Sharing one provider instance across agents is allowed — updates propagate to every agent that registered it:

shared = SessionCtx()
agent_a.register_context_provider("session", shared)
agent_b.register_context_provider("session", shared)
shared.set("locale", "en-GB")  # visible to both agents

Inspect or unregister:

"user" in agent.context_providers
agent.unregister_context_provider("user")

Phase 5 — Verify

Quick smoke test that the provider renders:

uv run python -c "from <project>.context_providers import UserCtx; c = UserCtx(); c.name='Alice'; c.role='admin'; print(c.get_info())"

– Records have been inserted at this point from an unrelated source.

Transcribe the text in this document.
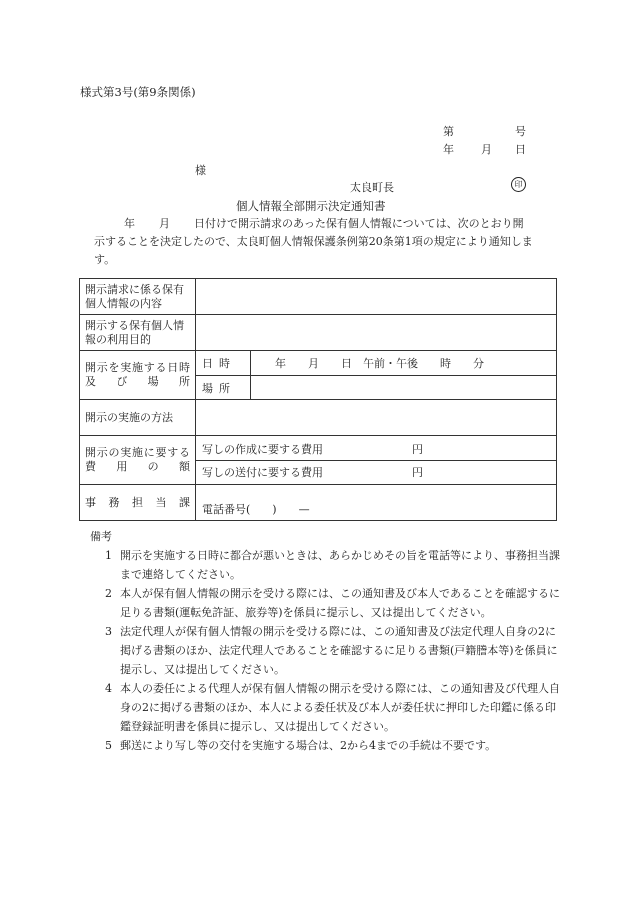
様式第3号(第9条関係)
第	号
年 月 日
様
太良町長	印
個人情報全部開示決定通知書

年 月 日付けで開示請求のあった保有個人情報については、次のとおり開

示することを決定したので、太良町個人情報保護条例第20条第1項の規定により通知しま

す。

開示請求に係る保有個人情報の内容	
開示する保有個人情報の利用目的	
開示を実施する日時及び場所	日時 年　　月　　日　午前・午後　　時　　分
場所

開示の実施の方法	
開示の実施に要する費用の額	写しの作成に要する費用 円
写しの送付に要する費用 円

事務担当課	電話番号(　　)　　—
備考
1 開示を実施する日時に都合が悪いときは、あらかじめその旨を電話等により、事務担当課まで連絡してください。
2 本人が保有個人情報の開示を受ける際には、この通知書及び本人であることを確認するに足りる書類(運転免許証、旅券等)を係員に提示し、又は提出してください。
3 法定代理人が保有個人情報の開示を受ける際には、この通知書及び法定代理人自身の2に掲げる書類のほか、法定代理人であることを確認するに足りる書類(戸籍謄本等)を係員に提示し、又は提出してください。
4 本人の委任による代理人が保有個人情報の開示を受ける際には、この通知書及び代理人自身の2に掲げる書類のほか、本人による委任状及び本人が委任状に押印した印鑑に係る印鑑登録証明書を係員に提示し、又は提出してください。
5 郵送により写し等の交付を実施する場合は、2から4までの手続は不要です。
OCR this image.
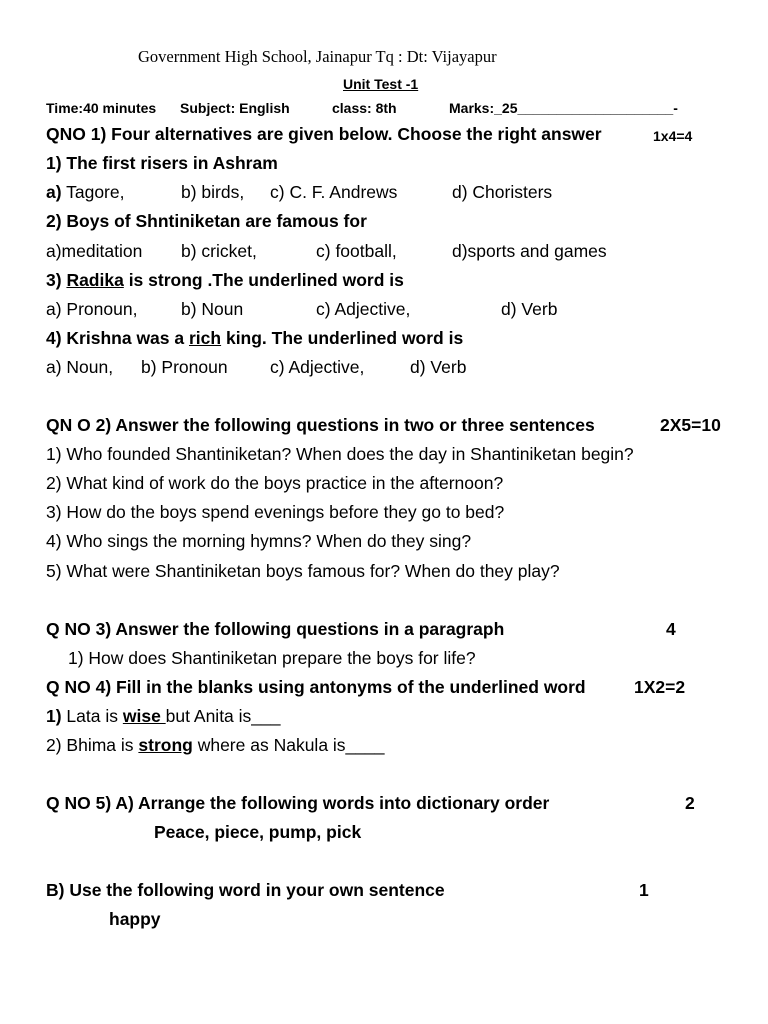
Government High School, Jainapur Tq : Dt: Vijayapur
Unit Test -1
Time:40 minutes Subject: English	class: 8th	Marks:_25____________________-
QNO 1) Four alternatives are given below. Choose the right answer	1x4=4
1) The first risers in Ashram
a) Tagore,	b) birds, c) C. F. Andrews	d) Choristers
2) Boys of Shntiniketan are famous for
a)meditation b) cricket,	c) football,	d)sports and games
3) Radika is strong .The underlined word is
a) Pronoun, b) Noun	c) Adjective,	d) Verb
4) Krishna was a rich king. The underlined word is
a) Noun, b) Pronoun c) Adjective,	d) Verb
QN O 2) Answer the following questions in two or three sentences	2X5=10
1) Who founded Shantiniketan? When does the day in Shantiniketan begin?
2) What kind of work do the boys practice in the afternoon?
3) How do the boys spend evenings before they go to bed?
4) Who sings the morning hymns? When do they sing?
5) What were Shantiniketan boys famous for? When do they play?
Q NO 3) Answer the following questions in a paragraph	4
1) How does Shantiniketan prepare the boys for life?
Q NO 4) Fill in the blanks using antonyms of the underlined word	1X2=2
1) Lata is wise but Anita is___
2) Bhima is strong where as Nakula is____
Q NO 5) A) Arrange the following words into dictionary order	2
Peace, piece, pump, pick
B) Use the following word in your own sentence	1
happy
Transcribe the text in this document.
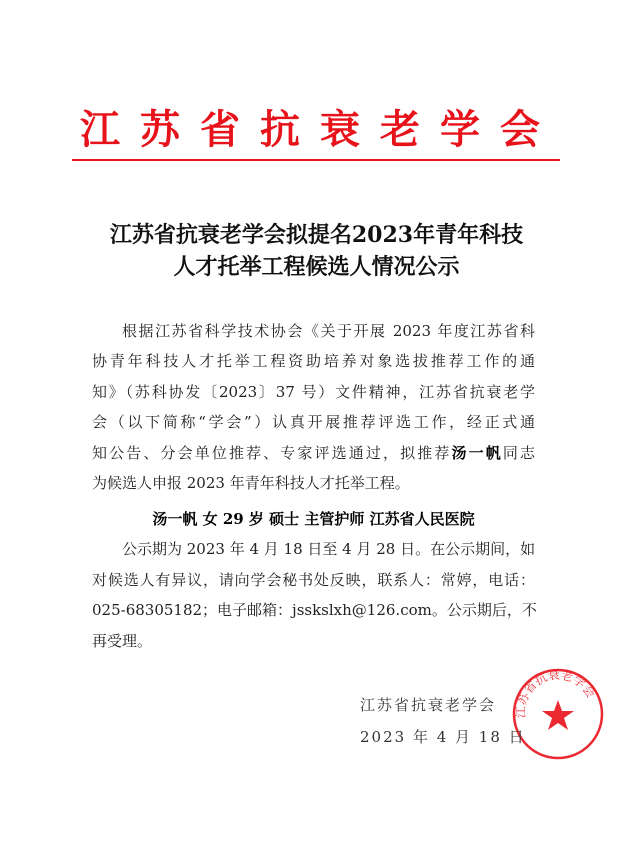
江苏省抗衰老学会
江苏省抗衰老学会拟提名2023年青年科技
人才托举工程候选人情况公示
根据江苏省科学技术协会《关于开展 2023 年度江苏省科
协青年科技人才托举工程资助培养对象选拔推荐工作的通
知》（苏科协发〔2023〕37 号）文件精神，江苏省抗衰老学
会（以下简称“学会”）认真开展推荐评选工作，经正式通
知公告、分会单位推荐、专家评选通过，拟推荐汤一帆同志
为候选人申报 2023 年青年科技人才托举工程。
汤一帆 女 29 岁 硕士 主管护师 江苏省人民医院
公示期为 2023 年 4 月 18 日至 4 月 28 日。在公示期间，如
对候选人有异议，请向学会秘书处反映，联系人：常婷，电话：
025-68305182；电子邮箱：jssksl​xh@126.com。公示期后，不
再受理。
江苏省抗衰老学会
江苏省抗衰老学会
2023 年 4 月 18 日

Then confirm the rendered system prompt includes the provider's section by inspecting agent.system_prompt_generator.generate_prompt(...) or by running the agent and checking the first request's payload via the completion:kwargs hook (see ../framework/references/hooks.md).

Phase 6 — Hand off

Tell the user:

  • Where the provider lives, what name was used in register_context_provider, and how to mutate it.
  • The lifecycle: register once, mutate fields between calls, the prompt picks up the change automatically.
  • Optional next steps:
    • The agent that consumes it → create-atomic-agent skill.
    • A research / RAG loop that updates the provider in a loop → see atomic-examples/deep-research/ and ../framework/references/orchestration.md.

Anti-patterns

  • Slow I/O inside get_info() — runs on every agent.run(). Cache it or refresh externally.
  • Returning a non-string from get_info() — raises at prompt time.
  • Forgetting register_context_provider(...) — the provider never reaches the prompt.
  • Duplicate titles across providers on the same agent — sections collide. Use unique titles.
  • Storing secrets in the provider — they end up in every LLM request. Inject only what the model needs to reason about.

For deeper material — multi-agent sharing patterns, dynamic-update research loops, async source patterns — load ../framework/references/context-providers.md.